Oui, même si je veux d’abord finir celui-là. Je voulais vraiment donner en échange, du coup j’ai proposé beaucoup de choses, comme les poèmes par exemple, mais il me reste encore une tonne de travail à faire. J’ai eu pas mal d’imprévus qui m’ont fait prendre du retard, mais c’est ma priorité en ce moment, j’ai tellement envie de tout donner. Demain je fais un concert privé pour les remercier et leur donner l’EP. C’est moi qui produis tout en ce moment, car mon tourneur (que j’adore) m’a dit « si tu sors le clip que t’as fait, je ne peux pas bosser avec toi ». Il était contre le clip, il trouvait ça trop chargé, trop choquant. Je veux prendre le risque, car je pense que les artistes doivent se battre pour leur travail. S’ils ne le font pas, qui va le faire ? Tu ne prends pas cette voie pour que la vie soit plus simple, tu la prends parce que tu n’as pas le choix. 

C’est différent de faire un album en France qu’en Angleterre ?

L’administratif ici, c’est très compliqué, il y a des bons côtés et des mauvais côtés. Pour payer le cachet d’un musicien par exemple, c’est très compliqué, il y a beaucoup de paperasse, il faut avoir une société, etc. En Angleterre c’est beaucoup plus simple. Mais grâce à la France, j’ai pu faire cet album et le prochain, je pourrai probablement le faire dans une chambre. D’ailleurs je suis en train d’enregistrer 2 nouvelles chansons avec très peu de budget et sans musicien. 

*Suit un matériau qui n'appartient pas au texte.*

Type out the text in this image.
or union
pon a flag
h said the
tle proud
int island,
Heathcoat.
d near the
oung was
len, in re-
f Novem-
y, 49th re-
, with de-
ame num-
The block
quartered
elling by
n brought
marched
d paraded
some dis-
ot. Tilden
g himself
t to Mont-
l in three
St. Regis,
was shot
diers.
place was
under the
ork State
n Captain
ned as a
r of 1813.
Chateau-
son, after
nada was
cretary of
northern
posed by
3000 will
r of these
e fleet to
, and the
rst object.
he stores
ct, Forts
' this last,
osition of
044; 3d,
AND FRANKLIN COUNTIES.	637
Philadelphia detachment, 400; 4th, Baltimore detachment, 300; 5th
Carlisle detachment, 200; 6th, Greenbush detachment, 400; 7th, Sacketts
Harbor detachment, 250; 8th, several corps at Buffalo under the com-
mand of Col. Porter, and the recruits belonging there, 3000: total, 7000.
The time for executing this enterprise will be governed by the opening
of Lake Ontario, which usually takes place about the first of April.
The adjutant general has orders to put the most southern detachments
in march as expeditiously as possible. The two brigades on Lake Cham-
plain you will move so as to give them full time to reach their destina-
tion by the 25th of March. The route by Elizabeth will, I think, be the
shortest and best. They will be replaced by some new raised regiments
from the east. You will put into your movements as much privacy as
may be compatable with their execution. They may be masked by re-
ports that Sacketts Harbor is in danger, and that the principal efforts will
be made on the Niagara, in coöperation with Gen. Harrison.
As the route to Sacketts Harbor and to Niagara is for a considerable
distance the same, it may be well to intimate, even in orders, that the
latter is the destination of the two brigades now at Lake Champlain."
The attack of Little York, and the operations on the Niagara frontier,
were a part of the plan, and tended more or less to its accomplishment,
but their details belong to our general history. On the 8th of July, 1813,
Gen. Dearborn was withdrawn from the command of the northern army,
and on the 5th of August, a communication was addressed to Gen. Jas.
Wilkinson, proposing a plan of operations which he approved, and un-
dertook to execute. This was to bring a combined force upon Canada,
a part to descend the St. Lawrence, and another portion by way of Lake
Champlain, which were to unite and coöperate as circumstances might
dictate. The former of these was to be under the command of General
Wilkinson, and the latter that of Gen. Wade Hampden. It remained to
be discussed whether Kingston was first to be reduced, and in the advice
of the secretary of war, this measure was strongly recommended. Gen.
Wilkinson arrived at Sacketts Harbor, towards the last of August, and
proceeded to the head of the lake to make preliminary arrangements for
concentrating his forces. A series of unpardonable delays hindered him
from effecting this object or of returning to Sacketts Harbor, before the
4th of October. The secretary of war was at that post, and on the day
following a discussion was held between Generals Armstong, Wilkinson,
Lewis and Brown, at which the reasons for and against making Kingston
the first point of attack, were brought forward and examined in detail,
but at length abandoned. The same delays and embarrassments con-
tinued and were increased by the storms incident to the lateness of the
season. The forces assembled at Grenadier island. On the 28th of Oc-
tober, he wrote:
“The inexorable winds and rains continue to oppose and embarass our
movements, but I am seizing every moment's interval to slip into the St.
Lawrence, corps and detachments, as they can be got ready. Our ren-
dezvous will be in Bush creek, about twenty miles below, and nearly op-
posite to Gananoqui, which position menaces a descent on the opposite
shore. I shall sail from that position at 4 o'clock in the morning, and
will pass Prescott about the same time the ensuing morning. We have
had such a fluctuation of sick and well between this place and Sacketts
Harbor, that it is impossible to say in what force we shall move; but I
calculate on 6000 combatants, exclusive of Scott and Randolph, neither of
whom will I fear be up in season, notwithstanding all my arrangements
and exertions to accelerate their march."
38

Il y a donc 2 titres exclusifs qui vont bientôt voir le jour ?

Oui c’est ça. Ils n’ont rien à voir avec l’album, mais c’est aussi l’avantage d’être un artiste indépendant, tu peux te permettre de ne pas penser comme une maison de disque. Je pense que si les gens aiment bien un titre, ils vont choisir d’écouter exclusivement ce titre, ils s’en foutent de savoir si ça colle avec l’album, y’a que les journalistes qui s’intéressent à ça, les gens eux, ne se concentrent que sur la chanson.

Être indépendant c’est un choix ou une nécessité ?

Je crois que quand j’ai signé avec une maison de disque à 21 ans, la pression était très dure pour moi, je n’arrivais pas à comprendre ce qu’ils voulaient, j’ai du faire 50 chansons et ils me disaient en permanence « ce n’est pas assez tube ». Je n’arrivai pas à comprendre ce qu’était un tube et j’avais l’impression d’être une vache à lait. Du coup quand on a fait The LoveGods après ça, on a décidé de faire des chansons de 9 minutes, on se foutait du format. Je me rappelle que la première fois que nos chansons ont été prises par Radio 1, ils ont pris une chanson de 5 minutes et demie et ont en on fait un edit. J’en ai pleuré. Mais si je ne la validais pas, il ne la passait pas. C’était très difficile, mais j’ai dit OK. Je suis prête à faire des concessions si je suis avec des gens qui ont l’esprit indépendant. Je ne veux pas être toute seule, j’aimerai bien avoir une équipe énorme avec qui je peux faire plein de trucs. Au final être indépendant je ne sais pas exactement ce que ça veut dire, mais je sais que je ne peux pas mentir sur les chansons parce que la maison de disque pense que ce que je fais n’est pas un tube. Déjà 1 : ils n’en savent rien et 2 : on ne peut pas savoir ce qui va toucher les gens. Il y en a qui m’écrivent pour me dire qu’ils ont écouté une de mes chansons il y a 15 ans et qu’elle les touche encore. Donc même si ça ne touche que 100 ou 200 personnes, cette chanson est valide, elle est importante. C’est ça l’art, on ne sait jamais ce que ça va apporter, mais ce n’est pas à l’artiste de penser à ça, son boulot c’est de chercher sa propre vérité selon moi.

Je vous ai vu plusieurs fois sur scène où je trouve que vos chansons sont vraiment sublimées.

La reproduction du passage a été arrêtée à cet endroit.